La nature n'a pas de moralité, je ne suis pas le premier à constater ce fait. La conscience du monde, ses scrupules, ses pudeurs, me paraissent une chose vraiment comique. La vertu de tous n'est qu'une apparence; surgisse le besoin d'amour, le vertige des sens les possède et les voilà, ces pudiques mondains, aveugles sur eux-mêmes avec autant d'intensité qu'ils ont été clairvoyants sur les autres.

Et puis, qu'importe tout cela? Ah! Denise, combien nerveusement je vous désire et je vous aime!

XLX
Denise à Philippe.

13 août.

Votre insistance commence à froisser mon cœur. Je suis évidemment très arriérée et de celles à qui il faudrait un peu plus d'emballement pour franchir ce terrible pas, imperceptible ligne qui sépare la pureté morale d'une vie, du banal adultère; cette ligne, pourtant, creuse un abîme entre l'honnête femme et vos modernes Manons. Ma force philosophique ne me permet pas de sauter à pieds joints d'un bord à l'autre. Ne m'en veuillez pas d'avoir le vertige; c'est une défaillance physique, je ne saurais la vaincre.

Je ne veux pas vous dire: vous ne m'aimez pas.

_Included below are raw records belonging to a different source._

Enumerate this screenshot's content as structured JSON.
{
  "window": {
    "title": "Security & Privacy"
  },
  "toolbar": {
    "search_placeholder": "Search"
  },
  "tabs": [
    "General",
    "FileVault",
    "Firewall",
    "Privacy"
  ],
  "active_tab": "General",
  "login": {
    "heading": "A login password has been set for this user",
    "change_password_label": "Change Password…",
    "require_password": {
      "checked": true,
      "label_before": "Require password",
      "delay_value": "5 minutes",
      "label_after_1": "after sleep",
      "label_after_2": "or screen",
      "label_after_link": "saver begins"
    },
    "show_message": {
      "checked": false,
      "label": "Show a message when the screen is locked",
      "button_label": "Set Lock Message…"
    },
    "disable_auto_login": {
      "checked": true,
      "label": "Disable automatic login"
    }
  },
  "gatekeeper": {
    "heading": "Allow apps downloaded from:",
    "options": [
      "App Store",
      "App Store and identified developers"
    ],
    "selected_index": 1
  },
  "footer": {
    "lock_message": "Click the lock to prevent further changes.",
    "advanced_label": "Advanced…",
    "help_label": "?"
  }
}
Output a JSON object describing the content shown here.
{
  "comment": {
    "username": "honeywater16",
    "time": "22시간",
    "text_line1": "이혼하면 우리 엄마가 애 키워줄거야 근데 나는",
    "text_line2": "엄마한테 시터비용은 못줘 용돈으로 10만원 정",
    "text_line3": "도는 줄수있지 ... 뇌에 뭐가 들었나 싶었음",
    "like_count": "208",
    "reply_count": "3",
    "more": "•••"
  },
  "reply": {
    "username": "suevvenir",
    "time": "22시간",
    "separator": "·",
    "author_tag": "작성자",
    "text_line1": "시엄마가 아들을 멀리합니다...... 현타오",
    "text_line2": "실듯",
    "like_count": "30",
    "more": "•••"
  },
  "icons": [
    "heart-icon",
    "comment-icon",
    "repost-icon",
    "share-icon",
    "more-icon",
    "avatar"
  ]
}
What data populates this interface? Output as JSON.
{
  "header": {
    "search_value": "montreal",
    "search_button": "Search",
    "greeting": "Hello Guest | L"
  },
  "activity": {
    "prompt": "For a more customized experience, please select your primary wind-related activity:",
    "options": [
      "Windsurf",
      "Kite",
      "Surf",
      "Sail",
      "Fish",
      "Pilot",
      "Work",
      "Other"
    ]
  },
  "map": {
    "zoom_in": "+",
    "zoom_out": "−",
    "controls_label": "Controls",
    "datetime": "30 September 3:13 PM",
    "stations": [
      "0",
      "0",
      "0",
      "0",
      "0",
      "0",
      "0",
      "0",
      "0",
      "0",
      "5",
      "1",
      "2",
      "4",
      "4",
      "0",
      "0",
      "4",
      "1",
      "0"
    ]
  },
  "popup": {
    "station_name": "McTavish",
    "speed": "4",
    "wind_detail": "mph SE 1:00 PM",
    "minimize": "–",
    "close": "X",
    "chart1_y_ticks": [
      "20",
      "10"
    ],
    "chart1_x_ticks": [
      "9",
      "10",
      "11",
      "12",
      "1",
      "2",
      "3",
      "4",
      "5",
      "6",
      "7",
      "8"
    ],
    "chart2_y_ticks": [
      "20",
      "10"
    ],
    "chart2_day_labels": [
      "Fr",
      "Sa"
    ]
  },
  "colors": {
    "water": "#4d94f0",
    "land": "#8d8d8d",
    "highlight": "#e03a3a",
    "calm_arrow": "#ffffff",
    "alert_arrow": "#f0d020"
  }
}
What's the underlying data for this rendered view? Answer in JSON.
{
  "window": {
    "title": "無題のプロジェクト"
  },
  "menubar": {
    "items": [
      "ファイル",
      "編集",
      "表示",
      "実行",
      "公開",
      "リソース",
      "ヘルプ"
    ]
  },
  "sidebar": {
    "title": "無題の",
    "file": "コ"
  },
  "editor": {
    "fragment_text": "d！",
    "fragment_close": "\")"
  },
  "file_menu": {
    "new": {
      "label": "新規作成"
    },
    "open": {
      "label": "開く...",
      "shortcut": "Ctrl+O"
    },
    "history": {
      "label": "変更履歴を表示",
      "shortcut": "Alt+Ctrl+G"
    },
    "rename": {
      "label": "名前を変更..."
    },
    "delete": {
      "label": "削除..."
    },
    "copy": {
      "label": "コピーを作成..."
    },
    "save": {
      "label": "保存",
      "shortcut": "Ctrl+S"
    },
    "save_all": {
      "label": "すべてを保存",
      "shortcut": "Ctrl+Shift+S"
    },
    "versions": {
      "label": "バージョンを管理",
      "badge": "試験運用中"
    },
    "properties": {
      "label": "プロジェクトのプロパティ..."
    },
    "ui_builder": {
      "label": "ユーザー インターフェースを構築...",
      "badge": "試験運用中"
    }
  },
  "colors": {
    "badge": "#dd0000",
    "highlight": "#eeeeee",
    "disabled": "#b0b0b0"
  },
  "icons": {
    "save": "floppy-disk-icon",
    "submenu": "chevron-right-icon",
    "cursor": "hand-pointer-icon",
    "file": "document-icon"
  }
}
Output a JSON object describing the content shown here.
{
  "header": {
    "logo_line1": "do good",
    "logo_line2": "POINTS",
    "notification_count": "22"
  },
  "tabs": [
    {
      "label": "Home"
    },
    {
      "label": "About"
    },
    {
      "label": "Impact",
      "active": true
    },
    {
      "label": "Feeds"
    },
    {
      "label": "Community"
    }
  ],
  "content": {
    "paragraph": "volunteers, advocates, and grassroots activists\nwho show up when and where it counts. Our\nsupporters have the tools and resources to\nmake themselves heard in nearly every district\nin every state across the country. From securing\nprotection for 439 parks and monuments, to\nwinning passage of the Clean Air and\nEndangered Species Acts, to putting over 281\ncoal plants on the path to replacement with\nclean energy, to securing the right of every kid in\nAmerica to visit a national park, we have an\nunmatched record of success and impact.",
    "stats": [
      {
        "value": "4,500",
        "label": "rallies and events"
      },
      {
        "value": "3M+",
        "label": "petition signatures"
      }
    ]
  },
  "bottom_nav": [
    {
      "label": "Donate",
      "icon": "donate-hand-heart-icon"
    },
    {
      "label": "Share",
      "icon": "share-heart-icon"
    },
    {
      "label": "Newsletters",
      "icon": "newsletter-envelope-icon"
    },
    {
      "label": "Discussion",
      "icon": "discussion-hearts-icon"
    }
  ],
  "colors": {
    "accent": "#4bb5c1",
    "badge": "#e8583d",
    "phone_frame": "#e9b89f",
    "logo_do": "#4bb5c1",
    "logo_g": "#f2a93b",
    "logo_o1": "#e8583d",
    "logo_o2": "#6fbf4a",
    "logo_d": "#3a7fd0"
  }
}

Vous discuteriez ce point et j'ai grand'peur de la savante casuistique qui vous ferait conclure: «Donc, je vous aime!»

Mais puisque vous raisonnez si bien, vous qui aimez, laissez-moi vous exposer mon infime théologie morale, moi que la méprisable raison guide encore.

Ce qui vous a plu en moi, ce par quoi vous avez été touché, mon ami, c'est—n'allez pas être blessé—non pas mes qualités ni mes défauts, mais la séduction avec laquelle vous m'avez amicalement conquise. J'ai su, avec à propos, vous refléter à vous-même, et, finement, vous faire accepter la louange et l'intérêt qu'un esprit complexe, une nature à facettes comme la vôtre, ne peuvent manquer d'inspirer. J'ai su vous parler de vous et vous faire jouir très doucement des jolies découvertes que je faisais d'un Vous ignoré de la foule. J'ai été l'utile tremplin nécessaire à votre esprit; je vous ai distrait, je vous ai amusé, puis, intéressé; je vous ai donné la délicate sensation d'être compris, amortissant tout angle dans cette amitié, lui donnant un enthousiasme presque passionnel. J'avais pour but de vous sortir de cette langueur où vous vous plaisez; j'espérais vous faire désirer, puis trouver une carrière pouvant fournir pâture intéressante à une âme en souffrance comme l'est la vôtre. Vous avez eu, par moi, un sentiment très vif de bonheur, et ce grand mouvement envahissant subitement votre cœur pourrait bien n'être qu'un peu de reconnaissance.

Oui, vous êtes bon, généreux, séduisant. Vous donnez à certains jours des joies d'une suavité inénarrable. Votre grande intelligence embrasse et étreint tout. Rarement j'ai entendu parler avec autant de clarté, de profondeur, de délicatesse et de sens sur les choses d'art. Un flot d'idées lumineuses sort parfois de vous en grande tempête; elles fécondent les intelligences. Tous mes amis artistes vous aiment, réclament votre présence, vous écoutent et croient en vous à cause de cette puissance génératrice que vous déversez à pleins bords et qui, tombant sur leurs cerveaux bien préparés et entraînés pour produire, les féconde. Par une ironie du sort, vous seul ne pouvez profiter de ce vous puissant. Par une grâce du ciel, moi seule vous l'ai fait découvrir, et j'avais bien compté sur cela pour réaliser ce mythe exquis: une amitié chère entre un homme et une femme.

Votre scepticisme, votre dédain des autres femmes, me rendaient si fière de vous avoir ainsi conquis.